Quantifying the performance of ray-based Blind Deconvolution (RBD) algorithm for long-range shipping sources

Abstract

The ray-based Blind Deconvolution (RBD) can provide an estimate of the relative arrival-times of the channel impulse responses (CIRs) between a shipping source (acting as a shallow source of opportunity) and a remote receiver array (e.g., a short bottom-mounted vertical line array (VLA)) [Durofchalk and Sabra, JASA 147(3), 1927–1938 (2020)]. Previous RBD studies primarily rely on beamforming on the (most energetic) direct path to estimate the phase of the unknown source; but in typical downward refracting environments the direct path is only observable at short ranges for a (very shallow) shipping source. Alternatively, the overall performance of the RBD algorithm when treating long range sources of opportunity remains to be evaluated in similar settings when only bottom-interacting multipath arrivals can reach the VLA, i.e., beyond the range when the direct path is observable.

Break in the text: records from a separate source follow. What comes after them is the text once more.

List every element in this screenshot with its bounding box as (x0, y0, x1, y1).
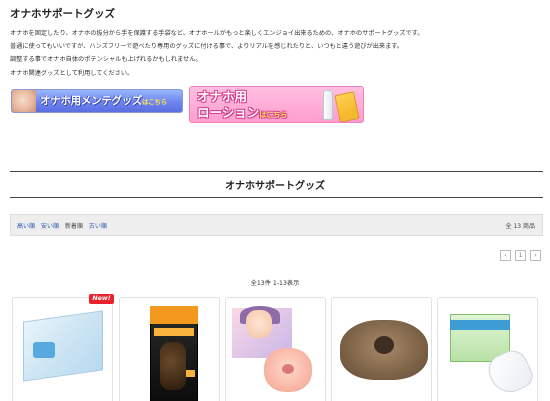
product-card[interactable] (331, 297, 432, 401)
lotion-bottle-image (323, 90, 333, 120)
maintenance-goods-banner[interactable]: オナホ用メンテグッズはこちら (11, 89, 183, 113)
pagination-prev-button[interactable]: ‹ (500, 250, 511, 261)
item-count: 全 13 商品 (505, 223, 535, 230)
sort-oldest[interactable]: 古い順 (89, 223, 107, 230)
banner-text: オナホ用 ローションはこちら (197, 89, 288, 120)
sort-newest[interactable]: 新着順 (65, 223, 83, 230)
product-image-detail (160, 342, 186, 390)
product-image-detail (186, 370, 195, 377)
product-image-detail (150, 306, 198, 324)
product-image-detail (282, 364, 294, 374)
description-line: オナホを固定したり、オナホの抜分から手を保護する手袋など、オナホールがもっと楽し… (10, 30, 424, 37)
banner-product-thumbnail (12, 90, 36, 112)
pagination-page-1[interactable]: 1 (515, 250, 526, 261)
product-image-detail (33, 342, 55, 358)
description-line: オナホ関連グッズとして利用してください。 (10, 69, 134, 77)
product-image-detail (154, 328, 194, 336)
sort-price-high[interactable]: 高い順 (17, 223, 35, 230)
product-card[interactable] (225, 297, 326, 401)
new-badge: New! (89, 294, 114, 304)
product-image-detail (450, 320, 510, 330)
results-range: 全13件 1-13表示 (250, 280, 300, 287)
product-image-detail (246, 310, 272, 338)
product-card[interactable] (12, 297, 113, 401)
product-card[interactable] (119, 297, 220, 401)
section-heading: オナホサポートグッズ (225, 181, 325, 192)
product-card[interactable] (437, 297, 538, 401)
banner-text: オナホ用メンテグッズはこちら (40, 95, 167, 107)
pagination-next-button[interactable]: › (530, 250, 541, 261)
sort-options: 高い順 安い順 新着順 古い順 (17, 221, 111, 230)
lotion-tube-image (334, 91, 360, 122)
divider (10, 197, 543, 198)
description-line: 調整する事でオナホ自体のポテンシャルも上げれるかもしれません。 (10, 56, 202, 64)
description-line: 普通に使ってもいいですが、ハンズフリーで遊べたり専用のグッズに付ける事で、よりリ… (10, 43, 404, 51)
product-image-detail (374, 336, 394, 354)
sort-price-low[interactable]: 安い順 (41, 223, 59, 230)
divider (10, 171, 543, 172)
page-title: オナホサポートグッズ (10, 8, 115, 20)
lotion-banner[interactable]: オナホ用 ローションはこちら (189, 86, 364, 123)
sort-bar: 高い順 安い順 新着順 古い順 全 13 商品 (10, 214, 543, 236)
page-description: オナホを固定したり、オナホの抜分から手を保護する手袋など、オナホールがもっと楽し… (10, 27, 540, 80)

In this study, a combination of numerical simulations and experimental validation (using the SBCEx16 experiment conducted in the Santa Barbara shipping channel with short, bottom-mounted VLAs) is used to investigate the maximum detection range of shipping sources of opportunity via multipath arrivals as a function of frequency, bathymetry effects and anisotropy of the shipping source and the implications for estimating the CIRs using the RBD method.